Williamson remembered several warriors led by Taza once riding up to the store, armed, in war paint and with eagle feathers in their hair. They had a mission —to capture the witch who had put a bad spell on Cochise.

The young clerk filled their request for tobacco and watched them ride off. But they soon returned, “gloriously drunk,” with Naiche asking for more. “I told him I had given the Indians several boxes and could not give them any more,” Williamson recalled. “He had a needle gun in his hand and stepped to the door and knocked an oyster can over at a distance of 300 yards. He came back and said, ‘Give me some tobacco.’ I gave it to him.”

Cochise’s reported baseball connection dates from Thanksgiving Day 1873. The Army Navy Journal reported that troopers from Bowie played a noon game against their Camp Grant rivals, and the contest drew considerable interest.

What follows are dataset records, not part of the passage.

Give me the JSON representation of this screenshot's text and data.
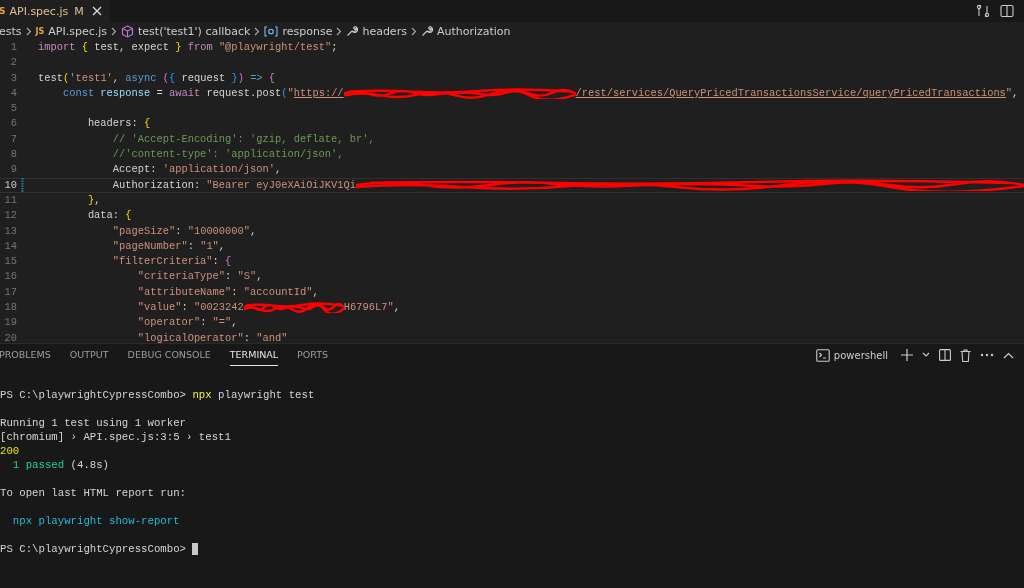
{
  "editor_tab": {
    "icon_text": "S",
    "label": "API.spec.js",
    "status": "M",
    "selected": true
  },
  "breadcrumb": [
    {
      "kind": "folder",
      "label": "ests"
    },
    {
      "kind": "file",
      "icon_text": "JS",
      "label": "API.spec.js"
    },
    {
      "kind": "method",
      "label": "test('test1') callback"
    },
    {
      "kind": "variable",
      "label": "response"
    },
    {
      "kind": "property",
      "label": "headers"
    },
    {
      "kind": "property",
      "label": "Authorization"
    }
  ],
  "code_lines": [
    {
      "number": "1",
      "current": false,
      "modified": false,
      "tokens": [
        {
          "kind": "control",
          "t": "import "
        },
        {
          "kind": "bracket1",
          "t": "{"
        },
        {
          "kind": "plain",
          "t": " test, expect "
        },
        {
          "kind": "bracket1",
          "t": "}"
        },
        {
          "kind": "control",
          "t": " from "
        },
        {
          "kind": "string",
          "t": "\"@playwright/test\""
        },
        {
          "kind": "plain",
          "t": ";"
        }
      ]
    },
    {
      "number": "2",
      "current": false,
      "modified": false
    },
    {
      "number": "3",
      "current": false,
      "modified": false,
      "tokens": [
        {
          "kind": "plain",
          "t": "test"
        },
        {
          "kind": "bracket1",
          "t": "("
        },
        {
          "kind": "string",
          "t": "'test1'"
        },
        {
          "kind": "plain",
          "t": ", "
        },
        {
          "kind": "keyword",
          "t": "async "
        },
        {
          "kind": "bracket2",
          "t": "("
        },
        {
          "kind": "bracket3",
          "t": "{"
        },
        {
          "kind": "plain",
          "t": " request "
        },
        {
          "kind": "bracket3",
          "t": "}"
        },
        {
          "kind": "bracket2",
          "t": ")"
        },
        {
          "kind": "keyword",
          "t": " => "
        },
        {
          "kind": "bracket2",
          "t": "{"
        }
      ]
    },
    {
      "number": "4",
      "current": false,
      "modified": false,
      "tokens": [
        {
          "kind": "keyword",
          "t": "    const "
        },
        {
          "kind": "variable",
          "t": "response"
        },
        {
          "kind": "plain",
          "t": " = "
        },
        {
          "kind": "control",
          "t": "await"
        },
        {
          "kind": "plain",
          "t": " request.post"
        },
        {
          "kind": "bracket3",
          "t": "("
        },
        {
          "kind": "string",
          "t": "\""
        },
        {
          "kind": "url",
          "t": "https://"
        },
        {
          "kind": "redaction-long"
        },
        {
          "kind": "url",
          "t": "/rest/services/QueryPricedTransactionsService/queryPricedTransactions"
        },
        {
          "kind": "string",
          "t": "\""
        },
        {
          "kind": "plain",
          "t": ","
        }
      ]
    },
    {
      "number": "5",
      "current": false,
      "modified": false
    },
    {
      "number": "6",
      "current": false,
      "modified": false,
      "tokens": [
        {
          "kind": "plain",
          "t": "        headers: "
        },
        {
          "kind": "bracket1",
          "t": "{"
        }
      ]
    },
    {
      "number": "7",
      "current": false,
      "modified": false,
      "tokens": [
        {
          "kind": "comment",
          "t": "            // 'Accept-Encoding': 'gzip, deflate, br',"
        }
      ]
    },
    {
      "number": "8",
      "current": false,
      "modified": false,
      "tokens": [
        {
          "kind": "comment",
          "t": "            //'content-type': 'application/json',"
        }
      ]
    },
    {
      "number": "9",
      "current": false,
      "modified": false,
      "tokens": [
        {
          "kind": "plain",
          "t": "            Accept: "
        },
        {
          "kind": "string",
          "t": "'application/json'"
        },
        {
          "kind": "plain",
          "t": ","
        }
      ]
    },
    {
      "number": "10",
      "current": true,
      "modified": true,
      "tokens": [
        {
          "kind": "plain",
          "t": "            Authorization: "
        },
        {
          "kind": "string",
          "t": "\"Bearer eyJ0eXAiOiJKV1Qi"
        },
        {
          "kind": "redaction-end"
        }
      ]
    },
    {
      "number": "11",
      "current": false,
      "modified": false,
      "tokens": [
        {
          "kind": "bracket1",
          "t": "        }"
        },
        {
          "kind": "plain",
          "t": ","
        }
      ]
    },
    {
      "number": "12",
      "current": false,
      "modified": false,
      "tokens": [
        {
          "kind": "plain",
          "t": "        data: "
        },
        {
          "kind": "bracket1",
          "t": "{"
        }
      ]
    },
    {
      "number": "13",
      "current": false,
      "modified": false,
      "tokens": [
        {
          "kind": "string",
          "t": "            \"pageSize\""
        },
        {
          "kind": "plain",
          "t": ": "
        },
        {
          "kind": "string",
          "t": "\"10000000\""
        },
        {
          "kind": "plain",
          "t": ","
        }
      ]
    },
    {
      "number": "14",
      "current": false,
      "modified": false,
      "tokens": [
        {
          "kind": "string",
          "t": "            \"pageNumber\""
        },
        {
          "kind": "plain",
          "t": ": "
        },
        {
          "kind": "string",
          "t": "\"1\""
        },
        {
          "kind": "plain",
          "t": ","
        }
      ]
    },
    {
      "number": "15",
      "current": false,
      "modified": false,
      "tokens": [
        {
          "kind": "string",
          "t": "            \"filterCriteria\""
        },
        {
          "kind": "plain",
          "t": ": "
        },
        {
          "kind": "bracket2",
          "t": "{"
        }
      ]
    },
    {
      "number": "16",
      "current": false,
      "modified": false,
      "tokens": [
        {
          "kind": "string",
          "t": "                \"criteriaType\""
        },
        {
          "kind": "plain",
          "t": ": "
        },
        {
          "kind": "string",
          "t": "\"S\""
        },
        {
          "kind": "plain",
          "t": ","
        }
      ]
    },
    {
      "number": "17",
      "current": false,
      "modified": false,
      "tokens": [
        {
          "kind": "string",
          "t": "                \"attributeName\""
        },
        {
          "kind": "plain",
          "t": ": "
        },
        {
          "kind": "string",
          "t": "\"accountId\""
        },
        {
          "kind": "plain",
          "t": ","
        }
      ]
    },
    {
      "number": "18",
      "current": false,
      "modified": false,
      "tokens": [
        {
          "kind": "string",
          "t": "                \"value\""
        },
        {
          "kind": "plain",
          "t": ": "
        },
        {
          "kind": "string",
          "t": "\"0023242"
        },
        {
          "kind": "redaction-short"
        },
        {
          "kind": "string",
          "t": "H6796L7\""
        },
        {
          "kind": "plain",
          "t": ","
        }
      ]
    },
    {
      "number": "19",
      "current": false,
      "modified": false,
      "tokens": [
        {
          "kind": "string",
          "t": "                \"operator\""
        },
        {
          "kind": "plain",
          "t": ": "
        },
        {
          "kind": "string",
          "t": "\"=\""
        },
        {
          "kind": "plain",
          "t": ","
        }
      ]
    },
    {
      "number": "20",
      "current": false,
      "modified": false,
      "tokens": [
        {
          "kind": "string",
          "t": "                \"logicalOperator\""
        },
        {
          "kind": "plain",
          "t": ": "
        },
        {
          "kind": "string",
          "t": "\"and\""
        }
      ]
    }
  ],
  "panel_tabs": [
    {
      "label": "PROBLEMS",
      "selected": false
    },
    {
      "label": "OUTPUT",
      "selected": false
    },
    {
      "label": "DEBUG CONSOLE",
      "selected": false
    },
    {
      "label": "TERMINAL",
      "selected": true
    },
    {
      "label": "PORTS",
      "selected": false
    }
  ],
  "terminal_name": "powershell",
  "terminal_blocks": [
    {
      "lines": [
        {
          "tokens": [
            {
              "kind": "plain",
              "t": "PS C:\\playwrightCypressCombo> "
            },
            {
              "kind": "exe",
              "t": "npx"
            },
            {
              "kind": "plain",
              "t": " playwright test"
            }
          ]
        }
      ]
    },
    {
      "lines": [
        {
          "tokens": [
            {
              "kind": "plain",
              "t": "Running 1 test using 1 worker"
            }
          ]
        },
        {
          "tokens": [
            {
              "kind": "plain",
              "t": "[chromium] › API.spec.js:3:5 › test1"
            }
          ]
        },
        {
          "tokens": [
            {
              "kind": "number",
              "t": "200"
            }
          ]
        },
        {
          "tokens": [
            {
              "kind": "success",
              "t": "  1 passed"
            },
            {
              "kind": "plain",
              "t": " (4.8s)"
            }
          ]
        }
      ]
    },
    {
      "lines": [
        {
          "tokens": [
            {
              "kind": "plain",
              "t": "To open last HTML report run:"
            }
          ]
        }
      ]
    },
    {
      "lines": [
        {
          "tokens": [
            {
              "kind": "info",
              "t": "  npx playwright show-report"
            }
          ]
        }
      ]
    },
    {
      "lines": [
        {
          "tokens": [
            {
              "kind": "plain",
              "t": "PS C:\\playwrightCypressCombo> "
            }
          ],
          "cursor": true
        }
      ]
    }
  ]
}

Those watching included three top officers, who took in “some really fine batting and fielding.” Although the story doesn’t mention Cochise among the cheering fans, he may well have been one of the officers’ guests.

The chief did make an appearance that evening at an officers’ dance. “The officers of the garrison, with their estimable ladies, graced the hall with their presence,” the Army Navy Journal reported, “and in the course of the evening, the noted Cachise [sic], with a couple of his warriors, looked in upon the ‘boys in blue.’”

Cochise died on June 8, 1874, but in his brief time at Bowie, he’d won the favor of those he met. Even DeLong, an early Indian hater and participant in the 1871 Camp Grant Massacre, came away liking the man most responsible for making life in early Arizona Territory such a bloody torment. The sutler’s obituary said the two actually became friends.